London: London schools are in the throes of a growing crisis in teacher retention, with figures revealing that more than four out of 10 quit the profession within five years of qualifying.

Schools across England say they are struggling to recruit and retain staff, but the problem is most acute in inner London where just 57% of teachers who qualified in 2012 were still working in the classroom by 2017.

According to new analysis of government figures by Labour MP Matthew Pennycook, of the 35,000 newly qualified teachers (NQTs) who started teaching in the capital since the Conservatives took power in 2010, more than 11,000 have already left.

Retention rates have deteriorated year on year since 2011. More than a quarter of teachers recruited to London schools in 2015 had already left the classroom by November 2017 and over a third of new London teachers now leave within four years.

Pennycook, MP for Greenwich and Woolwich in London, described the figures as alarming. “The crisis in teacher retention in London did not begin the day before yesterday, yet this Tory government still has no coherent plan to address the problem and no appetite to get to grips with the underlying drivers – workload, stagnant pay, rising living costs and a lack of genuinely affordable housing to rent and buy – that lie behind this worrying trend.”

The crisis in retention comes at a time of growing demand for school places and increasing pupil numbers, particularly in the capital. Earlier this year parliament’s spending watchdog, the public accounts committee (PAC), criticised the government for failing to do enough to persuade disenchanted teachers to stay in the profession.

Meanwhile, the school population continues to expand. The Department for Education (DfE) expects secondary school pupil numbers to go up by 19.4% between 2017 and 2025. The PAC accused the government of spending too much on training new teachers (£555m) and not enough (36m) on retaining and developing existing ones.

Angela Rayner, the shadow education secretary, said: “This is the latest evidence that the Tories have created a crisis in teacher recruitment and retention, yet ministers continue to bury their heads in the sand.
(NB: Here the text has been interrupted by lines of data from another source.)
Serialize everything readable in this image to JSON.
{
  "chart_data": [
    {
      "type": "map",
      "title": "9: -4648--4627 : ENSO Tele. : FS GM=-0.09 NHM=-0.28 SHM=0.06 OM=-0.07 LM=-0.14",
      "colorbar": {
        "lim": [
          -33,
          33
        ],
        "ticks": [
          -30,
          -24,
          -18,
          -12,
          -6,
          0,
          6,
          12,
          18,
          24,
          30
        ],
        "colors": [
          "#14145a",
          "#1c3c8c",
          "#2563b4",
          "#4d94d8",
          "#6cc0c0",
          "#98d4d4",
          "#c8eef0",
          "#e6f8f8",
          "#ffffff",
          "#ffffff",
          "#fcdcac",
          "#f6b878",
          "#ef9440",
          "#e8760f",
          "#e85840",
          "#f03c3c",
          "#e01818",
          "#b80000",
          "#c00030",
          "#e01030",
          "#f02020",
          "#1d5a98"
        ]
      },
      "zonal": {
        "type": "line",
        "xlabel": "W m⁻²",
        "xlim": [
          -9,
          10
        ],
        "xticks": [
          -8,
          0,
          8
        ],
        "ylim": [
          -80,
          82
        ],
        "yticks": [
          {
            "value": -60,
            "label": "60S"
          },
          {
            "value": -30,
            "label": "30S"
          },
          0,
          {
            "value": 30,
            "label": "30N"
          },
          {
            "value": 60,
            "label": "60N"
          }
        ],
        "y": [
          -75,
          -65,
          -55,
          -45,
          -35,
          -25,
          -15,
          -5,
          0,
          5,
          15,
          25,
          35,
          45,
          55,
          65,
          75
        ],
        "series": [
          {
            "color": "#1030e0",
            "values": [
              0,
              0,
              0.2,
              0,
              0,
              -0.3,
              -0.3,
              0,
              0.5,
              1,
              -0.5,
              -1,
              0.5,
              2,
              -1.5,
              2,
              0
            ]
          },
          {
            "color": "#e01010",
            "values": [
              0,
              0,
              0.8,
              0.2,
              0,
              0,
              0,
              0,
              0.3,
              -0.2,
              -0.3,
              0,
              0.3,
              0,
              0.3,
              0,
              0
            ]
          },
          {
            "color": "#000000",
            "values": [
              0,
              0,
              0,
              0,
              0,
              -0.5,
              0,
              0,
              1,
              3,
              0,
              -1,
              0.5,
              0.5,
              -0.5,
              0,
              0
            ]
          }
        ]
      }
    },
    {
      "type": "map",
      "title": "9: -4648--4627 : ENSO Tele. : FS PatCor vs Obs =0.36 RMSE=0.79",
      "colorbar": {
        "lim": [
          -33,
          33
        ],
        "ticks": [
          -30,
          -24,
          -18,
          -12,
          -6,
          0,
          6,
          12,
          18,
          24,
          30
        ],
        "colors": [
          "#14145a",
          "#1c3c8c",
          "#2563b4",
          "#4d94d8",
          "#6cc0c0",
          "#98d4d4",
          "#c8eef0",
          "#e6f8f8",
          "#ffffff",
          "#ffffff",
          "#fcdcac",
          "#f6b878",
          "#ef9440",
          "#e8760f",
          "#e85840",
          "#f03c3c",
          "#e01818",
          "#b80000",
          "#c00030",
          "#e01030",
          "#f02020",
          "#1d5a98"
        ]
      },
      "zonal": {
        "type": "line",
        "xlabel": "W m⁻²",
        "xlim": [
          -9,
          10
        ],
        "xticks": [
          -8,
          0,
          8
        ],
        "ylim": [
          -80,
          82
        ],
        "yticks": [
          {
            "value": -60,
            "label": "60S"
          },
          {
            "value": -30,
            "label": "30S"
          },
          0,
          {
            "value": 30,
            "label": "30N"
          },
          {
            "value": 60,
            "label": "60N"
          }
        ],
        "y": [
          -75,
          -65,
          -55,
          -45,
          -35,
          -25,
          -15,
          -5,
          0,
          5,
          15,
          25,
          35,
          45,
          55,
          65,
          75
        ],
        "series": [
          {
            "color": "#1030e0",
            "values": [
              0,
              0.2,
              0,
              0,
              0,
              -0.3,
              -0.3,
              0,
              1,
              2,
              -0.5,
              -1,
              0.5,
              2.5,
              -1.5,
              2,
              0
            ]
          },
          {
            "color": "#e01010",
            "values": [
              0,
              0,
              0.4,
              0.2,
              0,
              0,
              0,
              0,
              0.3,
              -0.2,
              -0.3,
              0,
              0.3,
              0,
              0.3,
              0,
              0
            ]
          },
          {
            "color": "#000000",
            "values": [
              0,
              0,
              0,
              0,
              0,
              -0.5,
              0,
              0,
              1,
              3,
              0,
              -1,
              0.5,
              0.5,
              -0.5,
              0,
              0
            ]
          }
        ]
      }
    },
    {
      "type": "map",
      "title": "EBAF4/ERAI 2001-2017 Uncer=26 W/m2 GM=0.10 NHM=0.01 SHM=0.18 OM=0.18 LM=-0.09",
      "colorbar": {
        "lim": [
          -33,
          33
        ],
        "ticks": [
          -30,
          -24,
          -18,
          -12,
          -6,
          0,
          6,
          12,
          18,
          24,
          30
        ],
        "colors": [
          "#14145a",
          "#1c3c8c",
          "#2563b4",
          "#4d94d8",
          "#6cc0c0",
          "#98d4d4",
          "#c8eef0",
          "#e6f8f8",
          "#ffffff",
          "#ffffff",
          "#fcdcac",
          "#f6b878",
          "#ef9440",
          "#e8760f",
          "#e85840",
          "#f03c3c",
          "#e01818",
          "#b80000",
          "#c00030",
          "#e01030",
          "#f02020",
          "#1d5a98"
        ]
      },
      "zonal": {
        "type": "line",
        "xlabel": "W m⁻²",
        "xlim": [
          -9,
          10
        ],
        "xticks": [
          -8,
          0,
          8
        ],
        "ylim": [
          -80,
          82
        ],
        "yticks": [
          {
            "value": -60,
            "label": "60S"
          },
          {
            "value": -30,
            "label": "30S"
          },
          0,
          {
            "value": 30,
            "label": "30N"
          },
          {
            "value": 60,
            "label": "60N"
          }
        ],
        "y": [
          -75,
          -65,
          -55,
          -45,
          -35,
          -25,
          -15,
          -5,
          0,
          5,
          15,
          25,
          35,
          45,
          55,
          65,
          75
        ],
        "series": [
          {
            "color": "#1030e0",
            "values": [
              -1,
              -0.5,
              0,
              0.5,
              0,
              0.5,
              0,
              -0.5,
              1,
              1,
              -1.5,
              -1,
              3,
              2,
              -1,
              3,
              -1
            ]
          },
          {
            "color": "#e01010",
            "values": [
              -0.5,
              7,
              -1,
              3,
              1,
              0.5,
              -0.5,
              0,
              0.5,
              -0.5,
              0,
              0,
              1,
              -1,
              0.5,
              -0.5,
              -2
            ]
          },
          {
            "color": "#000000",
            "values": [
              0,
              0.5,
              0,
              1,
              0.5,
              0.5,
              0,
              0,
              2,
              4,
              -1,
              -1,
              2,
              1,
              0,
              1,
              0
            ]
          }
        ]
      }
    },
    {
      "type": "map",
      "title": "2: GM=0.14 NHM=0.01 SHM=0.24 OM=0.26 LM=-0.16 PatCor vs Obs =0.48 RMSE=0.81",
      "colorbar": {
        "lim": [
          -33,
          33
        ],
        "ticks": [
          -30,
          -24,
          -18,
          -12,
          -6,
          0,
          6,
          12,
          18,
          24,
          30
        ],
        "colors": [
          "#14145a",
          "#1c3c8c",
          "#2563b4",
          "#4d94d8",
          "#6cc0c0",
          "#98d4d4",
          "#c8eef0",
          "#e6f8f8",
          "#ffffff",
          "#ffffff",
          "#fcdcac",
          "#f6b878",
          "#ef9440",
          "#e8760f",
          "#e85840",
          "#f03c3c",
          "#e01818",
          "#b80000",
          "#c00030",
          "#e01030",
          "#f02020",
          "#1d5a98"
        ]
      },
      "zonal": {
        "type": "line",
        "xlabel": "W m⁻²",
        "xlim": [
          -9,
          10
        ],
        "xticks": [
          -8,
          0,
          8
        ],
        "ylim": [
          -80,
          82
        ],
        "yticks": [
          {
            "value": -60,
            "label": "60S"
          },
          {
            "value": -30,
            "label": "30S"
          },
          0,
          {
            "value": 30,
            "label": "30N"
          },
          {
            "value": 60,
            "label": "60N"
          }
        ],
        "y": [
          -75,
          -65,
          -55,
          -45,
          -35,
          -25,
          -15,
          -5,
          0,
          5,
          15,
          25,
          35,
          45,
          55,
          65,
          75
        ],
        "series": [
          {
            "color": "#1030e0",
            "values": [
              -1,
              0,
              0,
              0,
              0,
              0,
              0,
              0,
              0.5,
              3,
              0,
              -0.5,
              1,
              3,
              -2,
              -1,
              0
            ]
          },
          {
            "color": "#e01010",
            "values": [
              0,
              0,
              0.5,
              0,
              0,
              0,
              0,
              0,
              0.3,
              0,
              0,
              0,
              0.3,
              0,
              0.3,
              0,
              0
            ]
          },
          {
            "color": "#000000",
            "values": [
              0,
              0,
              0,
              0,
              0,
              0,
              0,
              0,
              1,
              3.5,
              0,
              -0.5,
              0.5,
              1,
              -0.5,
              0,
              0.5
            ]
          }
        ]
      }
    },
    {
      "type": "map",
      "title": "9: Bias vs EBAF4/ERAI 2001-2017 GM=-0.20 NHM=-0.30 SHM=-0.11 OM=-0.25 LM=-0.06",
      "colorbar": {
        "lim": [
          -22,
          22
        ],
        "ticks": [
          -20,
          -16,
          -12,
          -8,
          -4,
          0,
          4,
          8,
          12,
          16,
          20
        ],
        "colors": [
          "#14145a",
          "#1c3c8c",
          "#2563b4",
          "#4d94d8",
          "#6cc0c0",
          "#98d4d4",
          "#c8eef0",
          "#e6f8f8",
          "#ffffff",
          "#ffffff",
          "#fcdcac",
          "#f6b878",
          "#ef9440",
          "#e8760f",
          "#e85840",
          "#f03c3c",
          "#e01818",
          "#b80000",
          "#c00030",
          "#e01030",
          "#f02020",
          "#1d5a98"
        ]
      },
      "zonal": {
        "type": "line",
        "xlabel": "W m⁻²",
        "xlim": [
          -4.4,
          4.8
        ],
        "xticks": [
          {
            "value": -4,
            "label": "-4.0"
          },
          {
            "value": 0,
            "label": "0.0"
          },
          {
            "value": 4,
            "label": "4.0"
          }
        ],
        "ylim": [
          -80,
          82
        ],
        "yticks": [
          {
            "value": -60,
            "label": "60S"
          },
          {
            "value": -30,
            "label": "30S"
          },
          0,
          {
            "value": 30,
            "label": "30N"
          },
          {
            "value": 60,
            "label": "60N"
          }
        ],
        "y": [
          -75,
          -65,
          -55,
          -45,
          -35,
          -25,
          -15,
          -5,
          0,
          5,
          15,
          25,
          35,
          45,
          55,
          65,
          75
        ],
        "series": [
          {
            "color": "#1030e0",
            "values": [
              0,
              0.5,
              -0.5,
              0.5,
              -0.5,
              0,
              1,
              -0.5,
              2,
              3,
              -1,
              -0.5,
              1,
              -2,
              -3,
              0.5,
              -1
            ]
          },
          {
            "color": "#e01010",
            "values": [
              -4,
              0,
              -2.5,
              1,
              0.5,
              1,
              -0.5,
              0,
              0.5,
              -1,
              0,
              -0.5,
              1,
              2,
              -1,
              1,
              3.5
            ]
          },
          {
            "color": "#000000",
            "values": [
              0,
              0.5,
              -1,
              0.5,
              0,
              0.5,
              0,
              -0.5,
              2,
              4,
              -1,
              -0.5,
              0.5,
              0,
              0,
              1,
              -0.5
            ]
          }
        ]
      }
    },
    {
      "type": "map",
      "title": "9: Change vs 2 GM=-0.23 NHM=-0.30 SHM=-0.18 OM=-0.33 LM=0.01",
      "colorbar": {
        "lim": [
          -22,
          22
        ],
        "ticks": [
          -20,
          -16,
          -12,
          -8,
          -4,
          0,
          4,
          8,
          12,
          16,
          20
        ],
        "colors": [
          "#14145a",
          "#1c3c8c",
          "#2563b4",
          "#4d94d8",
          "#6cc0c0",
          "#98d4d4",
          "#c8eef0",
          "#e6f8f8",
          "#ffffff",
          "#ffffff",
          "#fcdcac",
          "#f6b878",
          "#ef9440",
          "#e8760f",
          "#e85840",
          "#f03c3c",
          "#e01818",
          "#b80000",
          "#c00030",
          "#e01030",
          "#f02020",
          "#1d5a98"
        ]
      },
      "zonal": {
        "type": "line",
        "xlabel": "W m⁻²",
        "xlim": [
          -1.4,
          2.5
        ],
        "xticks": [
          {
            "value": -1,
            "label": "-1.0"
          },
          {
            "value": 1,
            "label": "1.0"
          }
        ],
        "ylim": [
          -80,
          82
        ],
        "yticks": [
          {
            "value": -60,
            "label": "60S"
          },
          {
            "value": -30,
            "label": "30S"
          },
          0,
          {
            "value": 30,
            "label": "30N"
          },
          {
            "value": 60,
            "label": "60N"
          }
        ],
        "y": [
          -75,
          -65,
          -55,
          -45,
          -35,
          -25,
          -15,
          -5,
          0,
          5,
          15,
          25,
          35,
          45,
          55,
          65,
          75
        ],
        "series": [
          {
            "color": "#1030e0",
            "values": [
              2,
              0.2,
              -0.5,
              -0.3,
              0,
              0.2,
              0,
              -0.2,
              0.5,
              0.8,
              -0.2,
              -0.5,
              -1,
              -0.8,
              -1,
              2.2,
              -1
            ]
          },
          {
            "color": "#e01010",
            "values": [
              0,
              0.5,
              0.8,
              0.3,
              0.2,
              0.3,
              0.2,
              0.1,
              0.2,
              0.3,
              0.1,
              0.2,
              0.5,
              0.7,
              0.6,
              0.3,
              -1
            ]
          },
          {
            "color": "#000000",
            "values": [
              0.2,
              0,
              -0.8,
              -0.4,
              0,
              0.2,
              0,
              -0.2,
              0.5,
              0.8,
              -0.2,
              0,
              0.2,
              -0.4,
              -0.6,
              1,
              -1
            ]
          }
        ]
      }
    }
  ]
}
The next Labour government will create a National Education Service, providing the funding our schools need and the pay our teachers deserve.”

Kevin Courtney, joint general secretary of the National Education Union, added: “Our own research shows that 81% of teachers have considered leaving the profession in the last year because of workload, driven in a large part by time-consuming data gathering that has little or nothing to do with children’s education.

“Real-terms pay cuts have put teaching far behind other graduate professions and, in London and other hotspots around the country, very high rents have also contributed to the problem. It is no surprise that, faced with this, teachers leave the profession.”

While retention rates were worst in inner London, only 74% of NQTs in the east Midlands and the north-east were still in service after five years. Nationally, NQTs from secondary schools were less likely to stay in the profession than those in primary or special schools and the subject with the lowest retention rate was modern foreign languages with just 56% still in the job after five years.

A DfE spokesperson said: “The education secretary has made clear his top priority is to ensure teaching remains an attractive and fulfilling profession. There are more than 450,000 teachers in our classrooms – 11,900 more than in 2011 – with increasing numbers returning to the profession.

“We want to continue attracting the best and brightest to the profession, so are working with teachers, school leaders, Ofsted and the unions to develop our recruitment and retention strategy and deal with issues like unnecessary workload, which can frustrate teachers.”